Susanne Craig provides a look into The New York Times’ Trump tax exposé

Posted By David Wilhite

Susanne Craig of The New York Times gave a glimpse inside the 18-month investigation into the original of President Donald Trump’s wealth.

 

 

 

 

 

 

 

 

 

 

 

 

 

By Andres Guerra Luz
The Cronkite School

When Susanne Craig and her colleagues began what would turn into an 18-month investigation into the origins of President Donald Trump’s wealth, the New York Times reporter said they had a simple question that originated from the president’s 2005 tax returns.

“The most stunning thing on them was that Donald Trump made money that year,” Craig told audience members at the Society for Advancing Business Writing and Editing spring conference. “We couldn’t figure out how, knowing what we knew about his financial condition.”

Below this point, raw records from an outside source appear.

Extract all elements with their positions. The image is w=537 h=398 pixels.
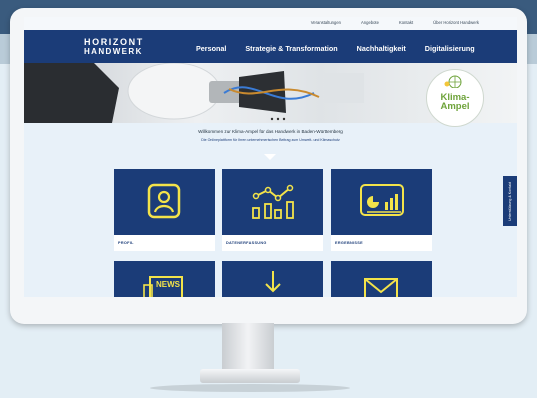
tile-download[interactable] — [222, 261, 323, 297]
news-icon-text: NEWS — [156, 280, 181, 289]
profile-icon — [147, 183, 181, 219]
download-arrow-icon — [265, 271, 281, 293]
nav-item-strategy[interactable]: Strategie & Transformation — [245, 44, 337, 53]
results-dashboard-icon — [360, 184, 404, 216]
tile-results-label: ERGEBNISSE — [331, 235, 432, 251]
welcome-subtitle: Die Onlineplattform für Ihren unternehme… — [201, 138, 340, 142]
badge-line-2: Ampel — [440, 101, 470, 112]
website-screen: Veranstaltungen Angebote Kontakt Über Ho… — [24, 17, 517, 297]
welcome-title: Willkommen zur Klima-Ampel für das Handw… — [198, 129, 343, 134]
utility-link-offers[interactable]: Angebote — [361, 20, 379, 25]
logo-line-1: HORIZONT — [84, 37, 144, 47]
tile-results[interactable]: ERGEBNISSE — [331, 169, 432, 251]
main-nav: Personal Strategie & Transformation Nach… — [196, 44, 475, 53]
support-contact-label: Unterstützung & Kontakt — [508, 181, 512, 221]
scroll-down-arrow[interactable] — [264, 154, 276, 160]
monitor-stand-neck — [222, 323, 274, 375]
tile-results-image — [331, 169, 432, 235]
main-header: HORIZONT HANDWERK Personal Strategie & T… — [24, 30, 517, 63]
utility-nav: Veranstaltungen Angebote Kontakt Über Ho… — [311, 20, 479, 25]
monitor-stand-base — [200, 369, 300, 383]
mail-icon — [364, 278, 398, 297]
tile-data-entry-label: DATENERFASSUNG — [222, 235, 323, 251]
tile-mail[interactable] — [331, 261, 432, 297]
globe-icon — [444, 75, 462, 89]
nav-item-digitalization[interactable]: Digitalisierung — [425, 44, 475, 53]
welcome-section: Willkommen zur Klima-Ampel für das Handw… — [24, 129, 517, 142]
utility-link-events[interactable]: Veranstaltungen — [311, 20, 341, 25]
data-chart-icon — [252, 184, 294, 219]
tile-profile-image — [114, 169, 215, 235]
nav-item-personal[interactable]: Personal — [196, 44, 226, 53]
nav-item-sustainability[interactable]: Nachhaltigkeit — [357, 44, 406, 53]
tile-profile-label: PROFIL — [114, 235, 215, 251]
news-icon: NEWS — [143, 276, 183, 297]
utility-link-contact[interactable]: Kontakt — [399, 20, 413, 25]
tile-data-entry-image — [222, 169, 323, 235]
tile-news[interactable]: NEWS — [114, 261, 215, 297]
klima-ampel-badge: Klima- Ampel — [426, 69, 484, 127]
site-logo[interactable]: HORIZONT HANDWERK — [84, 37, 144, 57]
stand-shadow — [150, 384, 350, 392]
utility-link-about[interactable]: Über Horizont Handwerk — [433, 20, 479, 25]
tile-profile[interactable]: PROFIL — [114, 169, 215, 251]
tile-data-entry[interactable]: DATENERFASSUNG — [222, 169, 323, 251]
support-contact-tab[interactable]: Unterstützung & Kontakt — [503, 176, 517, 226]
logo-line-2: HANDWERK — [84, 47, 143, 56]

The three reporters knew from previous work that Trump reported an almost $1 billion loss in his 1995 tax records. Then, Trump’s 2005 tax records leaked to former Times journalist David Cay Johnston showed that Trump made $153 million in income that year.

Craig and her colleagues focused on bridging the gap in between, diving into the cash empire of the president’s father, Fred. The result was an over yearlong investigation that involved more than 100,000 pages of documents, meticulous sourcing and piecing together findings from a patchwork of public and private documents.

Craig recently received a Pulitzer Prize and SABEW Best in Business award for her work on the investigation and the followup stories that spawned from it.

She spoke at the SABEW conference for a Friday session titled “Go Inside The New York Times’ Trump Tax Exposé,” which featured a discussion between her and Pulitzer Prize winner Kevin Hall, who is chief economics correspondent and senior investigative reporter for McClatchy Newspapers and a former SABEW president.

In the over hour-long session, Craig answered questions from both Hall and audience members to offer unique insight on how her team provided a definitive narrative on how Trump made his riches.

Describing the reporting process, Craig said she and her colleagues first worked to establish what all Fred owned. Then, they logged biographies for every building and listed chronologically what happened in each building, some of which dated back to the late 1940s.

One of the biggest revelations in the reporting process was discovering an obscure family-owned company named All County Building Supply & Maintenance.

Craig said she made the finding when she was passing time one night, Google searching an outdated term the team had come across in their reporting, “mortgage receivable.” From there, Craig said she found an unredacted disclosure form that Trump’s sister, Maryanne, filed in relation to a Senate hearing to confirm her appointment as a federal judge.

The document showed a $1 million contribution from All County, which Craig said led the team to inquiries that ultimately revealed the Trump family was using the company to move cash from Fred’s companies to his children without paying for a 55 percent tax on gifts.

Craig said she and her team also took a lot of considerations into who they spoke to and how they interviewed them. When preparing for the interview, Craig said the team deliberated how many of them should go, what information they would bring up and sometimes which one of them was best suited to speak with the source, depending on their characteristics.

Henry Dubroff, founder and editor at the Pacific Coast Business Times and a judge for the SABEW Best in Business awards, praised Craig and the team for the project.

“It had never been so clear to us that a story was superior to all the other entries in a category,” Dubroff said.

Craig said the significance of the story was that it uncovered outright fraud that Trump and his family participated in and reversed a narrative that the president created about how he gained his wealth.

“We’ve written definitively the matter of his life,” she said. “I still can’t believe what we’ve found. And that’s now out there, and it’s told powerfully through their own documents and their own words.”